Figure 4. No significant increase of CD4⁺ Foxp3⁺ regulatory T cells and IL-10-producing CD4⁺ T cells in the SI LP of UDE-administered mice.

(A) Intracellular staining of Foxp3 in CD4⁺ T cells from UDE- versus PBS-administered control mice. (B) Frequency and number of CD4⁺ Foxp3⁺ regulatory T cells in the SP, MLN, and SI LP of UDE-versus PBS-administered control mice. (C) Intracellular cytokine staining for IL-10 in CD4⁺ T cells from UDE- and PBS-administered control mice. (D) Frequency and number of IL-10-producing T helper cells in the SP, MLN, and SI LP of UDE- versus PBS-administered control mice. *p < 0.05, **p < 0.01, NS=not significant.

Figure 5. Significant increase of IL-4-expressing eosinophils in the SI LP of UDE-administered mice.
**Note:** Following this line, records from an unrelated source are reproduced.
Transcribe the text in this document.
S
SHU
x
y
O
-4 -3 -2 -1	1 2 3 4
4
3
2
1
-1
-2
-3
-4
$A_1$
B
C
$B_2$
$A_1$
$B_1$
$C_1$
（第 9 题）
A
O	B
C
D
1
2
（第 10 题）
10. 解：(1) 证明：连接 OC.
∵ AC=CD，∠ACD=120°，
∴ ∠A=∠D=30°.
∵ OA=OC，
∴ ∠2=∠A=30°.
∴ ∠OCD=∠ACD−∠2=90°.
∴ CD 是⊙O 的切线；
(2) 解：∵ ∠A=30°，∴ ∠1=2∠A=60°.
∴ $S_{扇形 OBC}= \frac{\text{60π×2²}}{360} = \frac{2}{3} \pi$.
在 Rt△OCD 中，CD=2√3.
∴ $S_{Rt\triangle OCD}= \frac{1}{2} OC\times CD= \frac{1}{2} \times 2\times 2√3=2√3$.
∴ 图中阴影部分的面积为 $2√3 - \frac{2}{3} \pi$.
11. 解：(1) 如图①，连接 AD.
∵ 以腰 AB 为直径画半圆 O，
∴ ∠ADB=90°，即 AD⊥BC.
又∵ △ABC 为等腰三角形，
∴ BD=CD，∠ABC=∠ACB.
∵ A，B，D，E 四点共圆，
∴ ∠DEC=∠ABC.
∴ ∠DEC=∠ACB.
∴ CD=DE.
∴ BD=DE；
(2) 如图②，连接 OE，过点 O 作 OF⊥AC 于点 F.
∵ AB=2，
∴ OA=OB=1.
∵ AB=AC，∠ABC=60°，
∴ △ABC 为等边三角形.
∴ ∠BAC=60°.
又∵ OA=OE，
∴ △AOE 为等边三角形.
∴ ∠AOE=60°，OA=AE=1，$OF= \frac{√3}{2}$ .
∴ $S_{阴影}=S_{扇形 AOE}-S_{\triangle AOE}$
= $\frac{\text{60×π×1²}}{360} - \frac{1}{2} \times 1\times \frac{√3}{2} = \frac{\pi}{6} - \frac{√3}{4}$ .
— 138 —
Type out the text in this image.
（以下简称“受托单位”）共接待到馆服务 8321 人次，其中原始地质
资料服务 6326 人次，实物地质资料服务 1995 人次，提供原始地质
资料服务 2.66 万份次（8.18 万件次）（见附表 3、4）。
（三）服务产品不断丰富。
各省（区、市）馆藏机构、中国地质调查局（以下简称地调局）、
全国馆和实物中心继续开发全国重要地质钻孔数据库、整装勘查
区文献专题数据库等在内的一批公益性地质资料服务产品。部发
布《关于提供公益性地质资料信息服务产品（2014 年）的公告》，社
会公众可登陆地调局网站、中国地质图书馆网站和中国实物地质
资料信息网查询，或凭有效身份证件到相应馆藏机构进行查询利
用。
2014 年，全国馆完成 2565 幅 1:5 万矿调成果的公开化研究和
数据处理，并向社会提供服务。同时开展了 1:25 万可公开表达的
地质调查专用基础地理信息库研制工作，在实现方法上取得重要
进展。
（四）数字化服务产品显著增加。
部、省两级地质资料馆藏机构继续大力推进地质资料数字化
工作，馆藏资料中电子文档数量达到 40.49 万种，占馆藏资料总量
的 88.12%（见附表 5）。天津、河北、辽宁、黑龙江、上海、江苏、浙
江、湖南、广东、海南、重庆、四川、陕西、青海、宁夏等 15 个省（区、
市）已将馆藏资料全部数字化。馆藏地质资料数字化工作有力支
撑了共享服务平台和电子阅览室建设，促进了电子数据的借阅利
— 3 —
(A) Cells isolated from SI LP were stained with CD11b, CD11c, and MHC class II and analyzed by flow cytometry. MHC class II ^lowCD11b^high CD11c^int cells (R1) are eosinophils. Among MHC class II^high cells, CD11b ^intCD11c^int cells (R4) and CD11c^high cells (R2 and R3) correspond to macrophages and dendritic cells, respectively. (B) Proportion and number of eosinophils, macrophages, and dendritic cells in the SP of UDE- versus PBS-administered control mice. (C) Antigen presenting cells isolated from SI LP were stained with CD40, CD80, and CD86 and analyzed by flow cytometry. Empty, solid line histograms represent cells from UDE-administered (red) versus PBS-administered control mice (black). Shaded histograms represent cells stained with isotype control of UDE-administered (dark gray) versus PBS-administered control mice (gray). (D) Mean fluorescence intensity of IL-4/GFP expressed by APCs from the SI LP of 4get mice were analyzed by flow cytometry. (E) Analysis of CD11b^highCD11c^int cells from LP of WT and ΔdblGATA mice for eosinophil markers CCR3 and Siglec F. *p<0.05, **p < 0.01, NS= not significant, LP: lamina propria, EO: eosionophil, DC: dendritic cell, Mϕ: macrophage, MFI: mean fluorescence intensity.